JT: I think what the experience has taught us is that you don’t know what’s around the corner. Each time I think this is it—his voice has changed—then something else appears, like “The Pembrokeshire Murders.” Who knows what will happen next month or next year. I think what is for sure is that Cai’s got all the ingredients if he wants to go in a certain direction.

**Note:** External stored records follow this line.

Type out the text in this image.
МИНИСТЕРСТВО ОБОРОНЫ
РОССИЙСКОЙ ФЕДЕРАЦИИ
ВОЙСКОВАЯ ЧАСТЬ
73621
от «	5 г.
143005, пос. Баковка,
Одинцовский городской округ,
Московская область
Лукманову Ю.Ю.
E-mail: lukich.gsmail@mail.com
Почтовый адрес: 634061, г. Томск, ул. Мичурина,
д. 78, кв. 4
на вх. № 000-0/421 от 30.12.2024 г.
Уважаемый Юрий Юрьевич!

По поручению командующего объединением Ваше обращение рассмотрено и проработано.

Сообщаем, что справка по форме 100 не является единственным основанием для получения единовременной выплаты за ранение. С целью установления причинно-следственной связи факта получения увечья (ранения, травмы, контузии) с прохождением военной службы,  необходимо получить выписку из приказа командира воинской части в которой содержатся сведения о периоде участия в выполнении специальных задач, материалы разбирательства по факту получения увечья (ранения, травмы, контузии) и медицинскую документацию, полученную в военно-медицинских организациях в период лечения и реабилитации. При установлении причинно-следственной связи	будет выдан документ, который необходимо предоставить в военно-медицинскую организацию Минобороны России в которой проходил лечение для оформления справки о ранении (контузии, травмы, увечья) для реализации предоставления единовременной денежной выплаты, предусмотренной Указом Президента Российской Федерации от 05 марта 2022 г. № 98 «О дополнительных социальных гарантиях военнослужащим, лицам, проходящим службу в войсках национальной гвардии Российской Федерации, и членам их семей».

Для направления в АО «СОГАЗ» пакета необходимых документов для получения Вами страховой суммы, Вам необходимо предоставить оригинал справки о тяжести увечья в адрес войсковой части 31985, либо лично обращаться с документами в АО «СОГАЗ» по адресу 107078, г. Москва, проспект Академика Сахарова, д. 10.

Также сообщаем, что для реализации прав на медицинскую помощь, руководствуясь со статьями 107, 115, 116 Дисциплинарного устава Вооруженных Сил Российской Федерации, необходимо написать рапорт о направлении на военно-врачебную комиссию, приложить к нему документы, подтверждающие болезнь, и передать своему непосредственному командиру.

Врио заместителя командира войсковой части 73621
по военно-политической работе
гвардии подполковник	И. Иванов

OW: Cai and Janey, what would you say to other young singers who have big dreams and who look up to you?

JT: Let me give you a quick story while Cai’s thinking about that. Cai was in the finals for the BBC Chorister of the Year in 2019, and the latest round was just on. One of the finalists sent him a message the day before yesterday and said, “Cai, I heard you in 2019 finals and I thought you’re amazing. You gave me the confidence to try out and I got into the finals. You’re a trailblazer. Thank you so much for inspiring me.” We were really touched by that.

CT: When I responded, I said thank you and that it made me feel good to have inspired him. I hoped that he could help other people do what they wanted like I helped him. In the end, I think it’s important to keep going and keep doing what you need to do.